Addressing the Sudanese public directly, Blinken emphasises: “I want to be clear that Sudan’s civilians must be the ones to define Sudan’s path going forward. You should lead a political process to restore Sudan’s democratic transition and form a civilian government.

‘Your military should withdraw from governance and focus on defending the nation from external threats…’

“Sudan’s political future belongs to you, the people of your great nation. Your military should withdraw from governance and focus on defending the nation from external threats. The USA supports a democratic government that represents the full diversity of the Sudanese people, including populations from the periphery who have long been marginalised and women whose voices have long been ignored.
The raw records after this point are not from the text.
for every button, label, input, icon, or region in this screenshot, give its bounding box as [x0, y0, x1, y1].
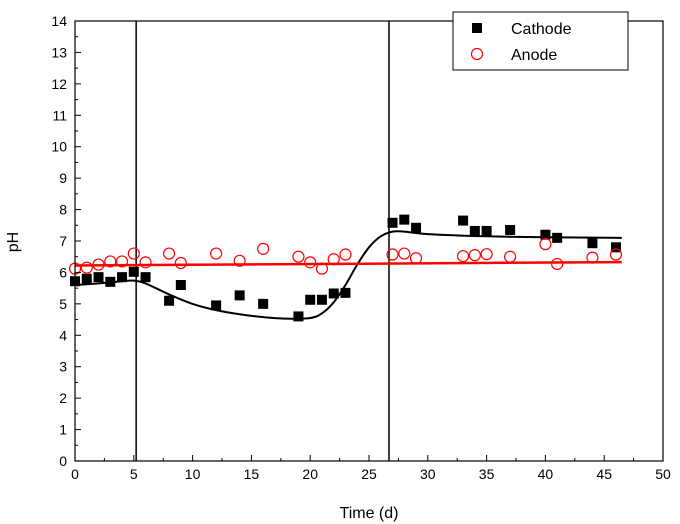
cathode-point-23	[481, 225, 492, 236]
cathode-point-17	[340, 287, 351, 298]
anode-point-4	[104, 255, 117, 268]
x-tick-label: 50	[655, 466, 671, 482]
anode-point-20	[409, 252, 423, 265]
anode-point-24	[504, 250, 517, 263]
plot-area	[68, 21, 623, 461]
anode-point-2	[80, 261, 93, 274]
cathode-point-6	[128, 266, 139, 277]
cathode-point-22	[469, 225, 480, 236]
plot-frame	[74, 20, 664, 462]
y-tick-label: 1	[59, 422, 67, 438]
y-tick-label: 14	[51, 13, 67, 29]
cathode-point-19	[399, 214, 410, 225]
cathode-point-4	[105, 276, 116, 287]
anode-point-25	[539, 238, 552, 251]
x-tick-label: 35	[479, 466, 495, 482]
cathode-point-10	[211, 300, 222, 311]
anode-point-18	[386, 248, 399, 261]
y-tick-label: 12	[51, 76, 67, 92]
anode-point-17	[339, 248, 352, 261]
anode-point-19	[398, 247, 411, 260]
y-tick-label: 11	[52, 107, 67, 123]
y-tick-label: 8	[59, 202, 67, 218]
y-tick-label: 0	[59, 453, 67, 469]
legend-marker-anode	[470, 47, 484, 61]
legend-label-anode: Anode	[511, 47, 557, 64]
cathode-point-9	[175, 280, 186, 290]
legend-marker-cathode	[472, 23, 482, 33]
cathode-point-14	[305, 294, 316, 305]
cathode-point-28	[610, 242, 621, 253]
anode-point-14	[304, 256, 317, 269]
cathode-point-27	[587, 238, 598, 249]
x-tick-label: 40	[538, 466, 554, 482]
cathode-point-11	[234, 290, 245, 301]
cathode-fit-line	[74, 230, 622, 320]
anode-point-5	[115, 255, 129, 268]
cathode-point-8	[164, 295, 175, 306]
y-tick-label: 2	[59, 390, 67, 406]
x-tick-label: 25	[361, 466, 377, 482]
anode-point-15	[315, 262, 329, 275]
anode-point-11	[233, 254, 246, 267]
x-tick-label: 0	[71, 466, 79, 482]
cathode-point-13	[293, 311, 304, 322]
anode-point-26	[551, 257, 564, 271]
anode-point-6	[127, 247, 140, 260]
cathode-point-3	[93, 272, 104, 283]
y-tick-label: 10	[51, 139, 67, 155]
anode-point-22	[468, 249, 481, 262]
y-tick-label: 13	[51, 44, 67, 60]
cathode-point-15	[316, 294, 327, 305]
anode-point-8	[162, 247, 176, 260]
x-tick-label: 5	[130, 466, 138, 482]
x-tick-label: 30	[420, 466, 436, 482]
x-tick-label: 45	[596, 466, 612, 482]
anode-point-12	[257, 242, 270, 255]
y-tick-label: 6	[59, 264, 67, 280]
cathode-point-12	[258, 298, 269, 309]
anode-fit-line	[74, 260, 622, 267]
cathode-point-24	[505, 225, 516, 235]
x-axis-title: Time (d)	[340, 505, 399, 522]
anode-point-16	[327, 253, 340, 266]
anode-point-9	[174, 256, 187, 270]
x-tick-label: 15	[244, 466, 260, 482]
anode-point-10	[210, 247, 223, 260]
cathode-point-21	[458, 215, 469, 226]
cathode-point-5	[117, 272, 128, 283]
x-tick-label: 10	[185, 466, 201, 482]
cathode-point-26	[552, 232, 563, 243]
legend-box	[452, 11, 629, 71]
cathode-point-2	[81, 273, 92, 284]
y-tick-label: 5	[59, 296, 67, 312]
anode-point-21	[456, 249, 470, 263]
anode-point-3	[92, 258, 105, 271]
y-tick-label: 7	[59, 233, 67, 249]
cathode-point-16	[328, 288, 339, 299]
anode-point-23	[480, 248, 493, 261]
cathode-point-25	[540, 229, 551, 240]
cathode-point-7	[140, 272, 151, 283]
cathode-point-18	[387, 217, 398, 228]
anode-point-28	[609, 248, 623, 261]
y-tick-label: 4	[59, 327, 67, 343]
anode-point-27	[586, 251, 599, 264]
anode-point-13	[292, 250, 305, 263]
cathode-point-20	[411, 222, 422, 233]
x-tick-label: 20	[302, 466, 318, 482]
legend-label-cathode: Cathode	[511, 21, 572, 38]
anode-point-7	[139, 256, 152, 269]
legend: Cathode Anode	[452, 11, 629, 71]
y-tick-label: 9	[59, 170, 67, 186]
y-tick-label: 3	[59, 359, 67, 375]
y-axis-title: pH	[5, 232, 22, 252]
“Only a civilian government can succeed in delivering stability and security, and fulfilling your aspirations for freedom, for peace, for justice. We have always been a partner to the people of Sudan as you bravely resisted military dictatorship and demanded civilian rule and you can count on us to remain by your side until you achieve this goal,” Blinken’s message concludes.

$245 million US aid

In a separate statement from Washington today, the US Dept of State says that last week, the USA announced $245 million in humanitarian assistance to Sudan and neighbouring countries countries experiencing the impacts of the ongoing humanitarian crisis. These funds include nearly $143 million from the Department of State’s Bureau for Population, Refugee and Migration and $103 million in additional humanitarian assistance from the US Agency for International Development’s Bureau for Humanitarian Assistance.

“With this funding, our humanitarian partners can respond to the new needs arising from the current conflict, which has displaced approximately 840,000 people within the country and forced another 250,000 to flee since April 15,” the US State Dept says.
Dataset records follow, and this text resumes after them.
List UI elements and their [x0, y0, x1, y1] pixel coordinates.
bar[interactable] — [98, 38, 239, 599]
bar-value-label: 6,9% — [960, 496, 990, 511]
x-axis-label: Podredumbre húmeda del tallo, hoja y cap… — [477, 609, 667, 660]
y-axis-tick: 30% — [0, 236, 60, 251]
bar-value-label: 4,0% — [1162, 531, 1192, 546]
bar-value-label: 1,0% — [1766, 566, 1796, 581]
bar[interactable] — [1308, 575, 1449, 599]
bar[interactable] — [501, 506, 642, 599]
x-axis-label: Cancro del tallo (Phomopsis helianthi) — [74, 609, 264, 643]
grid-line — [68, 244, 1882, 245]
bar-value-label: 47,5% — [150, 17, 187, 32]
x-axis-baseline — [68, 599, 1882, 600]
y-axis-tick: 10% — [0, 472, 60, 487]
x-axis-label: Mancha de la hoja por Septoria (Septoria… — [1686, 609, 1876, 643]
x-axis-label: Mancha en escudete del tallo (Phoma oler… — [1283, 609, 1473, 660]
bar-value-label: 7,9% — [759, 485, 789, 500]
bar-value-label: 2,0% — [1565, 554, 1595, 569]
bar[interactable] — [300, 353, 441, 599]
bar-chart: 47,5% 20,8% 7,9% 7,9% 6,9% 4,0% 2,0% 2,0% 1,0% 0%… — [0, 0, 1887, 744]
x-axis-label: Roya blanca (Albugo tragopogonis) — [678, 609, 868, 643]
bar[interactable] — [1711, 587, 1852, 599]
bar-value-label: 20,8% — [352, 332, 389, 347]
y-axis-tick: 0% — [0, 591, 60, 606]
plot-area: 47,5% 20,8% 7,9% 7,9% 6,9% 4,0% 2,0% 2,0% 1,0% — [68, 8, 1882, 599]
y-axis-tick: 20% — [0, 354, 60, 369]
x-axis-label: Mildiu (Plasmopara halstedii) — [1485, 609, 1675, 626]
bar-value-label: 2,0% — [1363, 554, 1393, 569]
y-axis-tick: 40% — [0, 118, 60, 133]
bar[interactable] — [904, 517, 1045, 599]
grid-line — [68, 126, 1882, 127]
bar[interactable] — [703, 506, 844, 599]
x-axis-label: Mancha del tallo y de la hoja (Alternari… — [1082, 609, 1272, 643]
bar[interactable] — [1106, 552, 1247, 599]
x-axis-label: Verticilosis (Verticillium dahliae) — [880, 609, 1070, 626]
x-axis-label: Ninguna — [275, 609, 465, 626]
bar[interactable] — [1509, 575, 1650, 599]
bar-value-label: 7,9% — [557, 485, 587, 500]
According to the statement, this announcement brings total US humanitarian assistance for Sudan and neighbours Chad, Egypt, South Sudan, and the Central African Republic to nearly $880 million in the 2023 financial year.
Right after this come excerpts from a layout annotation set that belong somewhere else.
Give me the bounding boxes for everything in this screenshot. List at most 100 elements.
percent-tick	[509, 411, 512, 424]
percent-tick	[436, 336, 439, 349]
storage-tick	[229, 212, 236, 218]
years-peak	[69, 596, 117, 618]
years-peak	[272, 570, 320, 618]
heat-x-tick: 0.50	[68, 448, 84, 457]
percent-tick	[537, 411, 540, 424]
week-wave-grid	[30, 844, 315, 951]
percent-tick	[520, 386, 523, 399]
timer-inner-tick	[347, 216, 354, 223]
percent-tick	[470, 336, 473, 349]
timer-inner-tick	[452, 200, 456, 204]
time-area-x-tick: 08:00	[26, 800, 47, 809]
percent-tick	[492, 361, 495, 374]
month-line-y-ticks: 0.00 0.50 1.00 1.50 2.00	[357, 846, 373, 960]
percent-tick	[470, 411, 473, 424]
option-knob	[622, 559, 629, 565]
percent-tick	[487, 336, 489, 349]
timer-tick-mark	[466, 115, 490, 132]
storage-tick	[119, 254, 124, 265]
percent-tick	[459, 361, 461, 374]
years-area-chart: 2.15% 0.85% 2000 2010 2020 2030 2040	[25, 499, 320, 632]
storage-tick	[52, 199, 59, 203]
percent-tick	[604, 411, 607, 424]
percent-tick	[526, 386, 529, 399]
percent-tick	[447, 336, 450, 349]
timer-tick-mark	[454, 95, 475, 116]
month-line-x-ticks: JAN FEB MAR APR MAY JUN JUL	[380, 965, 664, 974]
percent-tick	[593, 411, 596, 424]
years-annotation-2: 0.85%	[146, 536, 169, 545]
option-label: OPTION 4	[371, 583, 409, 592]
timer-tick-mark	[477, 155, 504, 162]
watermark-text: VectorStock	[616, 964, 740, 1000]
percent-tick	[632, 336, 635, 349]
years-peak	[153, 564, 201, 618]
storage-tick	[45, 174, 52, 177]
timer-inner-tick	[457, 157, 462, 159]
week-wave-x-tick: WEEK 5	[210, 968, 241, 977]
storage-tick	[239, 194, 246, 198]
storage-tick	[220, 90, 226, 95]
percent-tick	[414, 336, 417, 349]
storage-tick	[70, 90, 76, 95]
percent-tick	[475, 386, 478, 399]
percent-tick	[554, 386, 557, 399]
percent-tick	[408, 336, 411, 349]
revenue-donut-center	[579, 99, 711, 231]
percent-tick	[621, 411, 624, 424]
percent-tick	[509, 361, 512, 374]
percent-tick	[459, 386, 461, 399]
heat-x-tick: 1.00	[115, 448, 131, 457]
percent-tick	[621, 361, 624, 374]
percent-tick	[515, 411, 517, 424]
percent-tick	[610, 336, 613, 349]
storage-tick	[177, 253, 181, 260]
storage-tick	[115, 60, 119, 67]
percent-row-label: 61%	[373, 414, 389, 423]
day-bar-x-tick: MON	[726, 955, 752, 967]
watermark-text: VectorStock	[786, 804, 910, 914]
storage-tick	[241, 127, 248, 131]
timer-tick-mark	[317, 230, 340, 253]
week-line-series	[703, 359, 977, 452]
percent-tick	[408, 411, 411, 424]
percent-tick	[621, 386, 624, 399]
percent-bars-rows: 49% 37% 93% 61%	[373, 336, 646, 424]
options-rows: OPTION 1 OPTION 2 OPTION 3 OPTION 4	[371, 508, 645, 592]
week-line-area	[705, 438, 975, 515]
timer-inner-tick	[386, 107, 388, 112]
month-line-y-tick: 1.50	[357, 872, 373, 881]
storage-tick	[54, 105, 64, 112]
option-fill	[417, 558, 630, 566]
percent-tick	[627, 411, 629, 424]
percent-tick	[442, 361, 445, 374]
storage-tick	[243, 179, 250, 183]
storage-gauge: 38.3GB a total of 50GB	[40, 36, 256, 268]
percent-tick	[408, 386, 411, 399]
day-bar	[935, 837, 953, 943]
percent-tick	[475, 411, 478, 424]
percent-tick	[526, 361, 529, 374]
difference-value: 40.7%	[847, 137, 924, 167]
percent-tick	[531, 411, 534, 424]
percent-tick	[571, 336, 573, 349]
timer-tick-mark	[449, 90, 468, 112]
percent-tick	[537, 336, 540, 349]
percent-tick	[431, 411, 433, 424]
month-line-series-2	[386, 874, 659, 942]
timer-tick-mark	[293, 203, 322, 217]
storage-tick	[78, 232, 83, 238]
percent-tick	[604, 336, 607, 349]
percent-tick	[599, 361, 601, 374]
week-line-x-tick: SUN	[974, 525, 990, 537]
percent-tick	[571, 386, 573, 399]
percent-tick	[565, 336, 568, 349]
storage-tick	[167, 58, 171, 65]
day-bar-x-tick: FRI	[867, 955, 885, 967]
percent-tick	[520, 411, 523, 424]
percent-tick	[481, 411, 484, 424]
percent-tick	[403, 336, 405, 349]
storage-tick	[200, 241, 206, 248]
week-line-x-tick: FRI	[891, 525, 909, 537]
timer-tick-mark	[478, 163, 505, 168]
On May 2, US President Joe Biden called the violence in Sudan a ‘tragedy’, and signed an executive order paving the way for the USA to impose sanctions on “certain persons destabilising Sudan and undermining the goal of democratic transition”. The order extends existing sanctions but does not impose any specific additional sanctions at this time.

In a statement following the signing, Biden called the current conflict in Sudan “a betrayal of the Sudanese people’s clear demand for civilian government and a transition to democracy.”

Biden’s order expands the scope of the national emergency declared in Executive Order 13067 of November 3, 1997 (blocking Sudanese government property and prohibiting transactions with Sudan), and expanded by Executive Order 13400 of April 26, 2006 (blocking property of persons in connection with the conflict in Sudan’s Darfur region), finding that “the situation in Sudan, including the military’s seizure of power in October 2021 and the outbreak of inter-service fighting in April 2023, constitutes an unusual and extraordinary threat to the national security and foreign policy of the USA.”